Repórter especial do jornal Le Monde, Annick esteve na Líbia em 2011 para participar do processo revolucionário inspirado na Primavera Árabe que resultou na deposição – e morte em praça pública – do ditador Muamar Kadafi.
Fugindo da cobertura padrão, a jornalista centralizou suas investigações acerca de um dos tópicos mais indizíveis no interior da sociedade líbia: o estupro como arma de guerra e de dominação, assim como a violação das mulheres como política de Estado, perpetrada metodicamente por ninguém menos que Kadafi durante seu regime.
Justamente por focar na questão do sofrimento e do papel das mulheres em conflitos, sua estadia de três meses no país norte-africano lhe rendeu um dos seus trabalhos mais reconhecidos, o livro “O Harém de Kadafi” (Ed. Verus). “O estupro não é uma euforia, mas uma estratégia muito bem organizada. No meu livro, não quis saber qual é a vida sexual de Kadafi, mas sobre a organização sistemática da sua cultura do estupro”, argumenta.
Para Annick, em uma cobertura de guerra é preciso de imediato dar sempre voz às vítimas do conflito e ter sempre um cuidado particular às mulheres, entendendo a complexidade das sociedades sobre as quais vai escrever e tomando cuidado para não cair em clichês e orientalismos.
“Claro que levo em conta que sou uma mulher, francesa, europeia, e isso vai afetar meu olhar sobre as jovens líbias com quem eu conversei, mas tento me aproximar ao máximo dos relatos. É impossível ser objetiva, mas busco sempre ser o mais honesta possível”, ressalta em entrevista a Opera Mundi.
Na Líbia, assim como em muitos países ao redor do mundo, o estupro é visto como um crime de honra, gerando uma dupla punição à vítima: culpa e vergonha. Com esses fenômenos, o tema torna-se um tabu e poucas se sentem confortáveis para denunciar seus casos, sendo muitas vezes expulsas das suas famílias, como é o caso da jovem Soraya, protagonista do livro-reportagem de Annick que ficou presa por anos no harém de Kadafi.
“Eu espero que esse livro seja um engajamento contra esse silêncio [das violações dos direitos das mulheres], porque esse silêncio é insuportável”, comenta a autora francesa.
Para ela, passada a denúncia desta cultura de estupro, é fundamental dar um passo além: já que o principal ator das violações de direitos são homens, é preciso mais do que nunca colocar as mulheres à frente dos processos de paz.
“Recentemente, a ONU tem discutido o papel das mulheres na mesa de negociações de paz em suas resoluções.
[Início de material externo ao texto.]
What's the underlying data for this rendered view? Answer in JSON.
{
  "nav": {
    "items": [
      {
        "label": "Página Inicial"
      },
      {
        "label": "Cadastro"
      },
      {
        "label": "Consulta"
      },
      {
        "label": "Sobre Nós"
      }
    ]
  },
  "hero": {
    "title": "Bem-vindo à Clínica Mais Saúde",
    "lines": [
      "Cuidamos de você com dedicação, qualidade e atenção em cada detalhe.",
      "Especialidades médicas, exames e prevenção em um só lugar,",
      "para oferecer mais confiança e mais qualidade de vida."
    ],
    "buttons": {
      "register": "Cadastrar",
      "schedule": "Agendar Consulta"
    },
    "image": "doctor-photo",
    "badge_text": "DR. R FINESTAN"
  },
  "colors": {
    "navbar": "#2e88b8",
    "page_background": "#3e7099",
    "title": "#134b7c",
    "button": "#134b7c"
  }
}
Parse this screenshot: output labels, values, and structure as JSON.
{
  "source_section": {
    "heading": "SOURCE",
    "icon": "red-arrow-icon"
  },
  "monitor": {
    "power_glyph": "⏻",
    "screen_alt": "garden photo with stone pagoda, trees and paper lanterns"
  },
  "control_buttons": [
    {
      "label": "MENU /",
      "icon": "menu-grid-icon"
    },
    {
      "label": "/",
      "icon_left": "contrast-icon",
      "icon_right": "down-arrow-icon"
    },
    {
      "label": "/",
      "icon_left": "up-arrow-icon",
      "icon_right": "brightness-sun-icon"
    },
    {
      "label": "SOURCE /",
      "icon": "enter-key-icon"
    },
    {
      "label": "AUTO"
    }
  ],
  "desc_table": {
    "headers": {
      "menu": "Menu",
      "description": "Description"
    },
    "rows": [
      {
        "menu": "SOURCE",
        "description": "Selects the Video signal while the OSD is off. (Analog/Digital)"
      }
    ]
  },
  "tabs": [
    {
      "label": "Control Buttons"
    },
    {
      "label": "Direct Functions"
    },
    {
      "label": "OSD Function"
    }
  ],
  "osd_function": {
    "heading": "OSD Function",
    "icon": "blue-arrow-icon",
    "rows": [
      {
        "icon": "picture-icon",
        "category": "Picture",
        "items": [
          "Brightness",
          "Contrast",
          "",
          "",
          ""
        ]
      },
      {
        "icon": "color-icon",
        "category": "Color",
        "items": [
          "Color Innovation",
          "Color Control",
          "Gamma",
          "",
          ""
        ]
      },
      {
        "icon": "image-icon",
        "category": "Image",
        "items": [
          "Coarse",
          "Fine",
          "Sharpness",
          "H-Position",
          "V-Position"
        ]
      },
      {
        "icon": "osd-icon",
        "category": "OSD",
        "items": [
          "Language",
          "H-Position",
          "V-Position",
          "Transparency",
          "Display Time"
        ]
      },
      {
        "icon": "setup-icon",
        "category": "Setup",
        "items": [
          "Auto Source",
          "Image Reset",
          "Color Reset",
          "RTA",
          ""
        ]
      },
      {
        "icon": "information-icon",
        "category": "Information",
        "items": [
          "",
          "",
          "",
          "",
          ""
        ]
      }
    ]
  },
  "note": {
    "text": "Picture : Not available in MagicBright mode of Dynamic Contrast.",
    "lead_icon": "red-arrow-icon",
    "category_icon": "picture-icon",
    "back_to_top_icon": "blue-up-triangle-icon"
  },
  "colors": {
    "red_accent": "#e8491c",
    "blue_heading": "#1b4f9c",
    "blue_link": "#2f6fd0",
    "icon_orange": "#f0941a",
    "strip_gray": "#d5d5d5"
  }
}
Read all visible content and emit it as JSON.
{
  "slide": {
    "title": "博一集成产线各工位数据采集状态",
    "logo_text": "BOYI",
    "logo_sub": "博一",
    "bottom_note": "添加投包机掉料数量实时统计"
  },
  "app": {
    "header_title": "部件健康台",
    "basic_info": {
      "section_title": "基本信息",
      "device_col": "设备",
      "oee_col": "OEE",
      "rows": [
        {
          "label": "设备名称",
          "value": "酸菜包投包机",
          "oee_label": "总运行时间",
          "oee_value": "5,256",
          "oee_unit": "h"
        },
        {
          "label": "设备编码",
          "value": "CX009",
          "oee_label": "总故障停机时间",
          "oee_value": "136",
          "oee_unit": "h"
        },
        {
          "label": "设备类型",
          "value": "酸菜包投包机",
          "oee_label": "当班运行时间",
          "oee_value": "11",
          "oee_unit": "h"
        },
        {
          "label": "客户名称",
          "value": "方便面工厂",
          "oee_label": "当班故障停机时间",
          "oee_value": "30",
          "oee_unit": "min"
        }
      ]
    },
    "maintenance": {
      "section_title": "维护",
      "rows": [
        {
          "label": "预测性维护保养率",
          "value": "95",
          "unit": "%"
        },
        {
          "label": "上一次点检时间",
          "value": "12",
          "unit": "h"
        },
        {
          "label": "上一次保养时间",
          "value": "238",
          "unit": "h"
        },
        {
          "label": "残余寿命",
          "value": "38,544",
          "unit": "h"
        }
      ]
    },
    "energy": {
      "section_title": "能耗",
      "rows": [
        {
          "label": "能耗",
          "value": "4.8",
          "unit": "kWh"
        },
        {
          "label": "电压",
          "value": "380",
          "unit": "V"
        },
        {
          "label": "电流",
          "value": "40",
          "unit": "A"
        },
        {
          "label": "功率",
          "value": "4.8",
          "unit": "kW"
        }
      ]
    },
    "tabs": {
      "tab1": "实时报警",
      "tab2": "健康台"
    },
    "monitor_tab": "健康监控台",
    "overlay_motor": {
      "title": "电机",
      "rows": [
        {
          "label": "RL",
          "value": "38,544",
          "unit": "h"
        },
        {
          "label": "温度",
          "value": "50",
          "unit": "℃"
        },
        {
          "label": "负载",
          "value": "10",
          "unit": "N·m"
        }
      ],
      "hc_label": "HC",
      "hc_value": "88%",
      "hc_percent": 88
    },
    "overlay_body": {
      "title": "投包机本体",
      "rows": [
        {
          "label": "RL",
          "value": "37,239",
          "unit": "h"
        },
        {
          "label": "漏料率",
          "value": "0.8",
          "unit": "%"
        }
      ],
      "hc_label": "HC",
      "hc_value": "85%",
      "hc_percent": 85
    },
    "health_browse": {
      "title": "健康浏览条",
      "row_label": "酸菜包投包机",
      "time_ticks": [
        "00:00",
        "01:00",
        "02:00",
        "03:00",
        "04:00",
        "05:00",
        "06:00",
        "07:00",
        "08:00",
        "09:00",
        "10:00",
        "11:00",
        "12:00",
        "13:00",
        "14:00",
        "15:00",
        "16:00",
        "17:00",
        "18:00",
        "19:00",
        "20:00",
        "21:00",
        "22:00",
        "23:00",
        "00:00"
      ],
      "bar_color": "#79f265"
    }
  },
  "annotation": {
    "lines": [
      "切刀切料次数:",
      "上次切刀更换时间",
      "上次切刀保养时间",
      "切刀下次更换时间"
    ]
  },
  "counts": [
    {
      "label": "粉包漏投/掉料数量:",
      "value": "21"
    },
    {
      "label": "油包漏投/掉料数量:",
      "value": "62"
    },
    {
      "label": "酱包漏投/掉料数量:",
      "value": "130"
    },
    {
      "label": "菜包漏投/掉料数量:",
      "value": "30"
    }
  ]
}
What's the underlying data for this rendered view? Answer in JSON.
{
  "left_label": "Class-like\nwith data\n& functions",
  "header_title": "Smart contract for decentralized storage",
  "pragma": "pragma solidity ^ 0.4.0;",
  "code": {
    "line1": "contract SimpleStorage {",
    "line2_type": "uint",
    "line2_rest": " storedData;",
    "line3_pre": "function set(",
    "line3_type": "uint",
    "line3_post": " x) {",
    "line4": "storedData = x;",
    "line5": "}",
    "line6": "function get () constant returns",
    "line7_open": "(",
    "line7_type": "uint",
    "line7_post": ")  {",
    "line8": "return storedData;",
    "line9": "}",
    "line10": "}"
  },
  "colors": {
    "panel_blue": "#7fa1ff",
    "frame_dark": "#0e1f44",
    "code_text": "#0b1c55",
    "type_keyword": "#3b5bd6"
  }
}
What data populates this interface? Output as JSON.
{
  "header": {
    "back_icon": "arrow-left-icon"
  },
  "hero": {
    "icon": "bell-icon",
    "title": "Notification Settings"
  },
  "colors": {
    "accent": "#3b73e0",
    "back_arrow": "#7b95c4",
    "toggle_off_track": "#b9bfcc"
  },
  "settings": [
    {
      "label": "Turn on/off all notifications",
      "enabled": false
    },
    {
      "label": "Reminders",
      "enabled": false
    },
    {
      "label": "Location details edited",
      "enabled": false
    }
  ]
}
Sistematicamente, as mulheres são muito mais eficazes para as negociações de paz: elas discutem tópicos e abordagens que homens jamais teriam pensado, estados de reflexões e preocupações e de como fazer reconciliações nacionais”, argumenta.
“Enfim, são temas que concernem também às mulheres, afinal, somos uma em cada duas pessoas no mundo e cada vez mais se percebe que somos apenas nós, mulheres, que iremos fazer a diferença para fazer a paz. As mulheres têm que estar no topo desse processo de paz”, diz.
Aos olhos de Annick, o feminismo é um humanismo, um modo de ser consciente perante a desigualdade. “Essa injustiça face às mulheres e em todas as sociedades não é normal. É preciso se manter vigilante e denunciar essas injustiças, não tendo um olhar dormente de ‘ah! Isso é normal e sempre foi assim!’. Não, não e não”, finaliza.